In [1]:
#import necessary packages
#Spacy's named entity recognition has been trained on the OntoNotes 5 Corpus
import spacy
from spacy import displacy
from collections import Counter
import en_core_web_sm
import utils

In [2]:
nlp = en_core_web_sm.load()


In [3]:
#just an example as to how we can apply spacy for nlp
doc = nlp('European authorities fined Google a record $5.1 billion on Wednesday for abusing its power in the mobile phone market and ordered the company to alter its practices')
print([(X.text, X.label_) for X in doc.ents])

[('European', 'NORP'), ('Google a record $5.1 billion', 'ORG'), ('Wednesday', 'DATE')]


In [4]:
#using BILUO Tagging scheme
#B --> Begin
#I --> In
#L --> Last
#U --> Unit
#O --> Out
print([(X, X.ent_iob_, X.ent_type_) for X in doc])
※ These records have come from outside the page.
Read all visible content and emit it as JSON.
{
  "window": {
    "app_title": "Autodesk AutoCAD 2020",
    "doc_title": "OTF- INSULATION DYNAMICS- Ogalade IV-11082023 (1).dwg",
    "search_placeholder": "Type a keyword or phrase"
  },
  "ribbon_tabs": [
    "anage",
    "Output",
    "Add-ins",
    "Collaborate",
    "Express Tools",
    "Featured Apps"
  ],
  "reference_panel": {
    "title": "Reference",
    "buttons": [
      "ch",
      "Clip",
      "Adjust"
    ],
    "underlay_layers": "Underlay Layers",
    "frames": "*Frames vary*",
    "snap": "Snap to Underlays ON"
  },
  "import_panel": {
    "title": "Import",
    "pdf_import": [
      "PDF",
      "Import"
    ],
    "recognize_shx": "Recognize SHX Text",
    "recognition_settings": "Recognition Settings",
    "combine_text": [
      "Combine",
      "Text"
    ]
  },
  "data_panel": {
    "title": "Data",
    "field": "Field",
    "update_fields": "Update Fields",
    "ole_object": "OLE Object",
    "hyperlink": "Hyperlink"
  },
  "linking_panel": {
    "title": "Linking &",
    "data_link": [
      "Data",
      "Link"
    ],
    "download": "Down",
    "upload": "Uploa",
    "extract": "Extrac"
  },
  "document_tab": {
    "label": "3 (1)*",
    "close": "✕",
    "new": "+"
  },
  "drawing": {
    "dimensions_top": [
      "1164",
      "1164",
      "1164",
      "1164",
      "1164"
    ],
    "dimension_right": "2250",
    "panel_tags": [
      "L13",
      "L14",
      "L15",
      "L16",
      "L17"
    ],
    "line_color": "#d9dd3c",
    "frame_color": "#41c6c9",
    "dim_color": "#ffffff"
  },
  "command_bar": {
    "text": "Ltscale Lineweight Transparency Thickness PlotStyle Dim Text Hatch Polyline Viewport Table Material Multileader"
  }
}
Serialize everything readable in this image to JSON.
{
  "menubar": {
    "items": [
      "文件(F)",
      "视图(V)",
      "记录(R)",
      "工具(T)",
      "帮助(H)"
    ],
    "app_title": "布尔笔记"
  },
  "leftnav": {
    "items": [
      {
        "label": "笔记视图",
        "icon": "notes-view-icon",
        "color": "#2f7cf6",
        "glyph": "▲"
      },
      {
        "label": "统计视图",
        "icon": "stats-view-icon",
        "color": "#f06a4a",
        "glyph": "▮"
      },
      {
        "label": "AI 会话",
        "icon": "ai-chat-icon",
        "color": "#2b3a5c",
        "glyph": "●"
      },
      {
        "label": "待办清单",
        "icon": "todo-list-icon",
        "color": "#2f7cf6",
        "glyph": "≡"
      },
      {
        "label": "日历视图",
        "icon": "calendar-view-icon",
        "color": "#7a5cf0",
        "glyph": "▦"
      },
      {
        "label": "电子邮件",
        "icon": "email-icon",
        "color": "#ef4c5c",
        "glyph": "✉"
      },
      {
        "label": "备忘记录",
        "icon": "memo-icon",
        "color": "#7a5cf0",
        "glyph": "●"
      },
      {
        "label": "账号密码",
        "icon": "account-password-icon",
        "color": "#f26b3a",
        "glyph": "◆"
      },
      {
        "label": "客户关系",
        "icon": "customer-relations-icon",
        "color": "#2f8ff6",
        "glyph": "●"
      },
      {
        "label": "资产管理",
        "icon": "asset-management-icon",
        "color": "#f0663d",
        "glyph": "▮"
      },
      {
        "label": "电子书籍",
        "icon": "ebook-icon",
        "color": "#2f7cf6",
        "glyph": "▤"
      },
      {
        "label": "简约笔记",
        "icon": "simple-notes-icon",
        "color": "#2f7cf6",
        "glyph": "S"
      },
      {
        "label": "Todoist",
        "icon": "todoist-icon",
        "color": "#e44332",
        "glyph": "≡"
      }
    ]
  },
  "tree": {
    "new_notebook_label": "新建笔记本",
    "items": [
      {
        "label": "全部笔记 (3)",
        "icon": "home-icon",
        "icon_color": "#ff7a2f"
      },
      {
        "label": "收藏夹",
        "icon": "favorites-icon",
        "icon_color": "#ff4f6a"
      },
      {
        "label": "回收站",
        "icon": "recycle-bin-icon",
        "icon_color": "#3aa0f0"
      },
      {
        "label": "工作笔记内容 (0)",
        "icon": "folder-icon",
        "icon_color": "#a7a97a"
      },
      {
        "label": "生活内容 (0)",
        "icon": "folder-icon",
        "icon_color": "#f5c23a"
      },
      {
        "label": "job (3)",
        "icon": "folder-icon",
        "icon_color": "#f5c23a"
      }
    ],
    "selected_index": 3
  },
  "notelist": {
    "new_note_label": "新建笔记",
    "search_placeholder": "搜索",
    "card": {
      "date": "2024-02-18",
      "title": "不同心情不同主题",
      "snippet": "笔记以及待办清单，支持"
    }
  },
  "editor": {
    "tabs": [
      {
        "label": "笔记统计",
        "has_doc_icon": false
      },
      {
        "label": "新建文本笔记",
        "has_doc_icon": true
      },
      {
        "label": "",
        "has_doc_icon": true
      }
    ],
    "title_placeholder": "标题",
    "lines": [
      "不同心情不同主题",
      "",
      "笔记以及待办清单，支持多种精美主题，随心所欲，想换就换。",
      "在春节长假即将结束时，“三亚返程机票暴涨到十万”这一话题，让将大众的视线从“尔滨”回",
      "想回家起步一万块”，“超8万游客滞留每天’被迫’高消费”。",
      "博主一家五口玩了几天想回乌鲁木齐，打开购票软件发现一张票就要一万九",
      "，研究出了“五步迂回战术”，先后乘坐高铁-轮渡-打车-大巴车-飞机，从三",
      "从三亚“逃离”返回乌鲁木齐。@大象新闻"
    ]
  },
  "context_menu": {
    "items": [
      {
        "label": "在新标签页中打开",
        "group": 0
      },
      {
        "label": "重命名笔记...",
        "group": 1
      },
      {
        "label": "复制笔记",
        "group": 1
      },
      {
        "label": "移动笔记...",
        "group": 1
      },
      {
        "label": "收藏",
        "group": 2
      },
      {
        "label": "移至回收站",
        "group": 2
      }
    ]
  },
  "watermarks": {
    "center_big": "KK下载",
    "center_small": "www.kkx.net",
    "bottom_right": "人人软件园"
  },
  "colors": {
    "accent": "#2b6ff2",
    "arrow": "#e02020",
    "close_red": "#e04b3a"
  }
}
[(European, 'B', 'NORP'), (authorities, 'O', ''), (fined, 'O', ''), (Google, 'B', 'ORG'), (a, 'I', 'ORG'), (record, 'I', 'ORG'), ($, 'I', 'ORG'), (5.1, 'I', 'ORG'), (billion, 'I', 'ORG'), (on, 'O', ''), (Wednesday, 'B', 'DATE'), (for, 'O', ''), (abusing, 'O', ''), (its, 'O', ''), (power, 'O', ''), (in, 'O', ''), (the, 'O', ''), (mobile, 'O', ''), (phone, 'O', ''), (market, 'O', ''), (and, 'O', ''), (ordered, 'O', ''), (the, 'O', ''), (company, 'O', ''), (to, 'O', ''), (alter, 'O', ''), (its, 'O', ''), (practices, 'O', '')]


In [5]:
#Extracting named entity from an article
dawn_bb = utils.url_to_string('https://www.dawn.com/news/1689940/a-stable-tenure')
article = nlp(dawn_bb)
len(article.ents)
#185 entities in this article with 10 unique labels

185

In [6]:
labels = [x.label_ for x in article.ents]
Counter(labels)

Counter({'PERSON': 32,
         'DATE': 62,
         'ORG': 30,
         'FAC': 6,
         'LAW': 4,
         'NORP': 8,
         'GPE': 19,
         'CARDINAL': 20,
         'TIME': 1,
         'ORDINAL': 1,
         'MONEY': 1,
         'PRODUCT': 1})

In [7]:
#Following are the three most frequent tokens
items = [x.text for x in article.ents]
Counter(items).most_common(3)

[('2022', 9), ('Pakistan', 7), ('May 16, 2022', 3)]

In [8]:
#Randomly select one sentence to analyze
sentences = [x for x in article.sents]
print(sentences[20])

Only four democratically elected leaders have ever come close to that mark in our 75-year history.


In [9]:
#displacy.render generates the raw markup
displacy.render(nlp(str(sentences[20])), jupyter=True, style='ent')

In [10]:
#displacy visualizer helps you to analyze the dependencies
displacy.render(nlp(str(sentences[20])), style='dep', jupyter = True, options = {'distance': 120})

In [11]:
#extract part-of-speech and lemmatize this sentence
[(x.orth_,x.pos_, x.lemma_) for x in [y 
                                      for y
                                      in nlp(str(sentences[20])) 
                                      if not y.is_stop and y.pos_ != 'PUNCT']]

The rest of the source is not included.